Energy modeling on small projects / Passive design approach vs calculating EUI

Small (less than 10,000 sf) buildings' energy use is usually dominated by envelope performance - they just innately have high skin to volume ratios, which falls in line with PH.  So EUI might not be the best information to use to drive down energy use.    The DDx allows you to use an energy code to estimate % reduction against baseline.  Area-weighted U-value (UA) could be a useful metric, as energy use in small buildings is more or less directly proportional to the envelope's U-value.
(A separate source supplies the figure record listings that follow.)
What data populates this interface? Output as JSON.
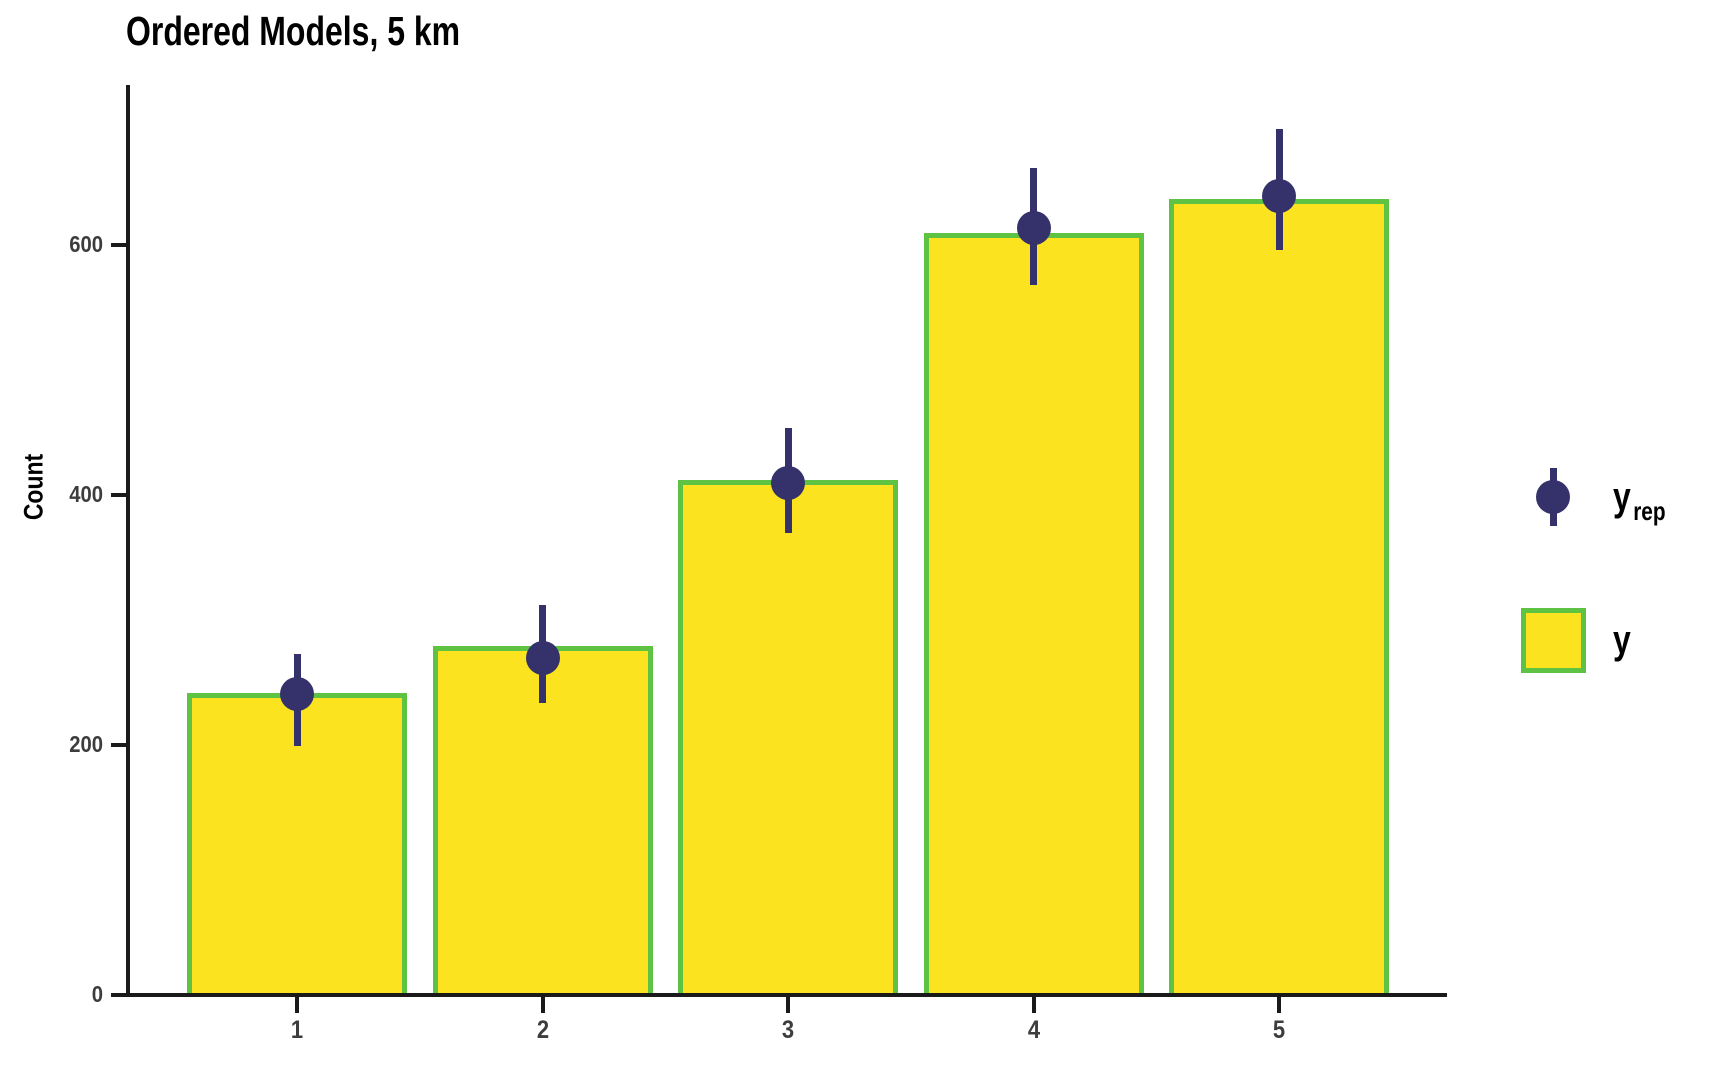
{
  "title": "Ordered Models, 5 km",
  "ylabel": "Count",
  "legend": {
    "position": "right",
    "items": [
      {
        "label_main": "y",
        "label_sub": "rep",
        "swatch": "point-interval-icon"
      },
      {
        "label_main": "y",
        "label_sub": "",
        "swatch": "bar-swatch-icon"
      }
    ]
  },
  "colors": {
    "bar_fill": "#FBE41F",
    "bar_border": "#5EC342",
    "point": "#35316B",
    "axis": "#1A1A1A",
    "tick_label": "#3D3D3D",
    "title": "#000000"
  },
  "chart_data": {
    "type": "bar",
    "title": "Ordered Models, 5 km",
    "xlabel": "",
    "ylabel": "Count",
    "categories": [
      "1",
      "2",
      "3",
      "4",
      "5"
    ],
    "series": [
      {
        "name": "y",
        "type": "bar",
        "values": [
          242,
          279,
          412,
          610,
          637
        ]
      },
      {
        "name": "y_rep",
        "type": "point-interval",
        "values": [
          241,
          270,
          410,
          614,
          639
        ],
        "lower": [
          199,
          234,
          370,
          568,
          596
        ],
        "upper": [
          273,
          312,
          454,
          662,
          693
        ]
      }
    ],
    "yticks": [
      0,
      200,
      400,
      600
    ],
    "ylim": [
      0,
      728
    ],
    "grid": false,
    "legend_position": "right"
  }
}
So, let's do an example.  Two-story office building in St Paul, MN - 80 ft long, 30 ft wide, 20 ft tall, wood frame construction.  40% WWRmax (1600 sf of fenestration), 2400 sf opaque wall area, 2400 sf roof area.  Energy Code is 90.1-2019, which makes window Umax = 0.42, wall Umax = 0.027, roof Umax = 0.021. The Code max UA is (1600 x 0.42) + (2400 x 0.027) + (2400 x 0.021) = 787.  DDx tells us that the CBECS baseline EUI is 70, and the 90.1-2019 code equivalence is 52% reduction on that baseline, so the code EUI is 34.  The design uses a 20% WWR, window U = 0.4, wall U = 0.02, and roof U = 0.018.  So the design UA is (800 x 0.4) + (3200 x 0.02) + (2400 x 0.018) = 427.  The ratio of 427/787 = 0.54.  Multiplty that by the Code EUI and your design EUI is probably in the vicinity of 18. You could also apply a similar improvement to infiltration.  Assume that inflitration is about 20% of the energy loss (so, about 7 of the 34 units of the code EUI). The code allowable infiltration is 0.40 cfm/sf of envelope area.  If you design for 0.36 cfm/sf (a 10% reduction) you can apply that to the factored design EUI and report 17. There are a lot of cases where you might have buildings that are dominated by internal loads or ventilation, for instance, where this wouldn't be a very good approximation, but I'm willing to let that slide.  Let's not let perfect be the enemy of the good.